AB Private Credit Investors Corp Enters Amended Credit Facility

What Happened

  • On December 18, 2025, ABPCI Funding II LLC (formerly ABPCIC Funding IV LLC), a wholly owned subsidiary of AB Private Credit Investors Corporation (the Fund), entered into an amended and restated credit agreement with Natixis, New York Branch (as Administrative Agent), various lenders, U.S. Bank Trust Company (Collateral Agent/Administrator) and U.S. Bank National Association (Custodian). The agreement establishes a secured credit facility that the Borrower may draw during the commitment period and is secured by all assets held by the Borrower.
  • The facility permits up to $216,000,000 of Class A‑D1 delayed‑draw term loans, $44,000,000 of Class A‑D2 delayed‑draw term loans, and $65,000,000 of Class A‑R revolving loans (which the Borrower can convert to term loans).

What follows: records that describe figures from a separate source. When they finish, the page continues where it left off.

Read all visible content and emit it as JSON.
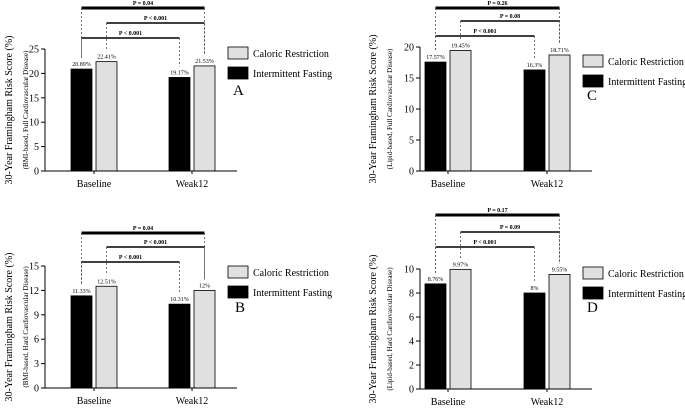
{
  "figure": {
    "categories": [
      "Baseline",
      "Weak12"
    ],
    "legend": [
      {
        "name": "Caloric Restriction",
        "color": "#e0e0e0"
      },
      {
        "name": "Intermittent Fasting",
        "color": "#000000"
      }
    ]
  },
  "chart_data": [
    {
      "type": "bar",
      "panel": "A",
      "ylabel": "30-Year Framingham Risk Score (%)",
      "ylabel_sub": "(BMI-based, Full Cardiovascular Disease)",
      "categories": [
        "Baseline",
        "Weak12"
      ],
      "ylim": [
        0,
        25
      ],
      "yticks": [
        0,
        5,
        10,
        15,
        20,
        25
      ],
      "series": [
        {
          "name": "Intermittent Fasting",
          "color": "#000000",
          "values": [
            20.89,
            19.17
          ],
          "labels": [
            "20.89%",
            "19.17%"
          ]
        },
        {
          "name": "Caloric Restriction",
          "color": "#e0e0e0",
          "values": [
            22.41,
            21.53
          ],
          "labels": [
            "22.41%",
            "21.53%"
          ]
        }
      ],
      "pvalues": [
        {
          "text": "P = 0.04",
          "from": "IF-Baseline",
          "to": "CR-Weak12"
        },
        {
          "text": "P < 0.001",
          "from": "CR-Baseline",
          "to": "CR-Weak12"
        },
        {
          "text": "P < 0.001",
          "from": "IF-Baseline",
          "to": "IF-Weak12"
        }
      ]
    },
    {
      "type": "bar",
      "panel": "B",
      "ylabel": "30-Year Framingham Risk Score (%)",
      "ylabel_sub": "(BMI-based, Hard Cardiovascular Disease)",
      "categories": [
        "Baseline",
        "Weak12"
      ],
      "ylim": [
        0,
        15
      ],
      "yticks": [
        0,
        3,
        6,
        9,
        12,
        15
      ],
      "series": [
        {
          "name": "Intermittent Fasting",
          "color": "#000000",
          "values": [
            11.33,
            10.31
          ],
          "labels": [
            "11.33%",
            "10.31%"
          ]
        },
        {
          "name": "Caloric Restriction",
          "color": "#e0e0e0",
          "values": [
            12.51,
            12
          ],
          "labels": [
            "12.51%",
            "12%"
          ]
        }
      ],
      "pvalues": [
        {
          "text": "P = 0.04",
          "from": "IF-Baseline",
          "to": "CR-Weak12"
        },
        {
          "text": "P < 0.001",
          "from": "CR-Baseline",
          "to": "CR-Weak12"
        },
        {
          "text": "P < 0.001",
          "from": "IF-Baseline",
          "to": "IF-Weak12"
        }
      ]
    },
    {
      "type": "bar",
      "panel": "C",
      "ylabel": "30-Year Framingham Risk Score (%)",
      "ylabel_sub": "(Lipid-based, Full Cardiovascular Disease)",
      "categories": [
        "Baseline",
        "Weak12"
      ],
      "ylim": [
        0,
        20
      ],
      "yticks": [
        0,
        5,
        10,
        15,
        20
      ],
      "series": [
        {
          "name": "Intermittent Fasting",
          "color": "#000000",
          "values": [
            17.57,
            16.3
          ],
          "labels": [
            "17.57%",
            "16.3%"
          ]
        },
        {
          "name": "Caloric Restriction",
          "color": "#e0e0e0",
          "values": [
            19.45,
            18.71
          ],
          "labels": [
            "19.45%",
            "18.71%"
          ]
        }
      ],
      "pvalues": [
        {
          "text": "P = 0.26",
          "from": "IF-Baseline",
          "to": "CR-Weak12"
        },
        {
          "text": "P = 0.08",
          "from": "CR-Baseline",
          "to": "CR-Weak12"
        },
        {
          "text": "P < 0.001",
          "from": "IF-Baseline",
          "to": "IF-Weak12"
        }
      ]
    },
    {
      "type": "bar",
      "panel": "D",
      "ylabel": "30-Year Framingham Risk Score (%)",
      "ylabel_sub": "(Lipid-based, Hard Cardiovascular Disease)",
      "categories": [
        "Baseline",
        "Weak12"
      ],
      "ylim": [
        0,
        10
      ],
      "yticks": [
        0,
        2,
        4,
        6,
        8,
        10
      ],
      "series": [
        {
          "name": "Intermittent Fasting",
          "color": "#000000",
          "values": [
            8.76,
            8
          ],
          "labels": [
            "8.76%",
            "8%"
          ]
        },
        {
          "name": "Caloric Restriction",
          "color": "#e0e0e0",
          "values": [
            9.97,
            9.55
          ],
          "labels": [
            "9.97%",
            "9.55%"
          ]
        }
      ],
      "pvalues": [
        {
          "text": "P = 0.17",
          "from": "IF-Baseline",
          "to": "CR-Weak12"
        },
        {
          "text": "P = 0.09",
          "from": "CR-Baseline",
          "to": "CR-Weak12"
        },
        {
          "text": "P < 0.001",
          "from": "IF-Baseline",
          "to": "IF-Weak12"
        }
      ]
    }
  ]
}
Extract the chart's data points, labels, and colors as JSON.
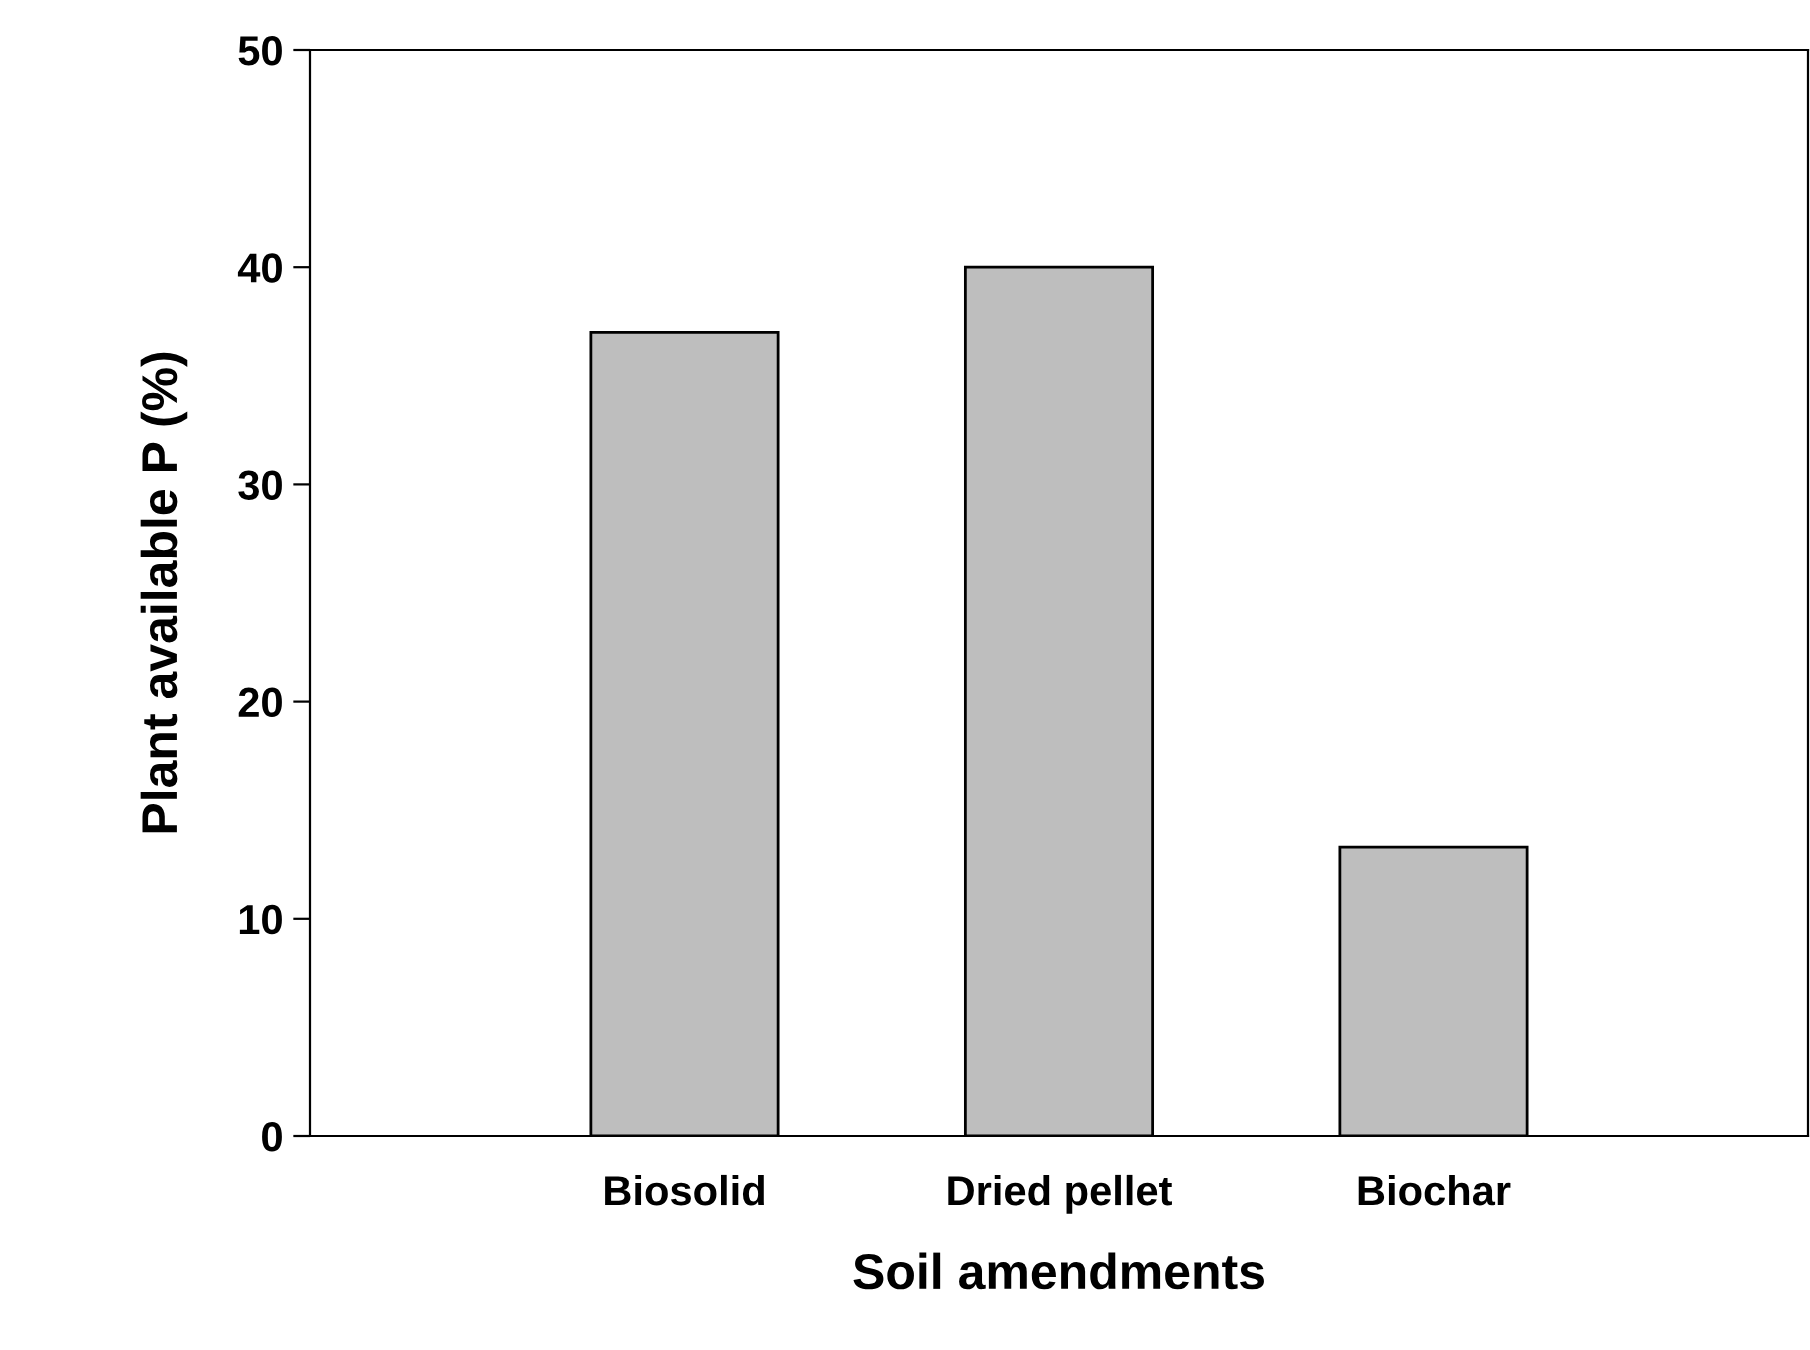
{
  "chart_data": {
    "type": "bar",
    "xlabel": "Soil amendments",
    "ylabel": "Plant available P (%)",
    "categories": [
      null,
      "Biosolid",
      "Dried pellet",
      "Biochar",
      null
    ],
    "values": [
      null,
      37,
      40,
      13.3,
      null
    ],
    "color": "#bebebe",
    "ylim": [
      0,
      50
    ],
    "yticks": [
      0,
      10,
      20,
      30,
      40,
      50
    ],
    "grid": false,
    "legend": false
  }
}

Borrowings bear interest at three‑month SOFR plus spreads (Class A‑D1: +1.51% p.a.; Class A‑D2: +1.84% p.a.; Class A‑R: +1.57% p.a.) and mature no later than December 18, 2036 (or earlier upon acceleration).

Key Details

  • Maximum commitments: $216.0M (Class A‑D1) + $44.0M (Class A‑D2) + $65.0M (Class A‑R) = potential total draw capacity defined by classes.
  • Interest & payments: SOFR (3‑month) + spreads; interest payable quarterly in arrears.
  • Security & administration: Borrowings are secured by the Borrower’s assets; collateral accounts are held by the Custodian under an Account Control Agreement; U.S. Bank Trust Company serves as Collateral Agent/Administrator.
  • Retention & regulatory compliance: The Fund (as Retention Provider) will retain at least a 5% net economic interest in the collateral (to satisfy EU/UK securitization retention rules), intended to be held via membership interests in the Borrower.
  • Manager fees: The Collateral Manager (AB Private Credit Investors LLC) waived management fees under the Credit Agreement/Collateral Management Agreement; the Borrower will reimburse reasonable out‑of‑pocket expenses.

Why It Matters

  • This filing creates a material, secured financing capacity for the Fund’s subsidiary — a direct financial obligation that provides liquidity and a source of funding for purchasing or holding the assets transferred from the Fund to the Borrower. Investors should note the total potential borrowing capacity, the secured nature of the loans, and the fixed maturity date (Dec 18, 2036).
  • The Fund’s retention of at least 5% of the collateral’s nominal value is intended to meet EU/UK securitization rules and keeps the Fund economically tied to the performance of the collateral. The Collateral Manager’s fee waiver reduces ongoing costs to the Borrower, but any actual impact on the Fund depends on future draw activity, asset transfers under the Transfer Agreement, and compliance with Investment Company Act restrictions.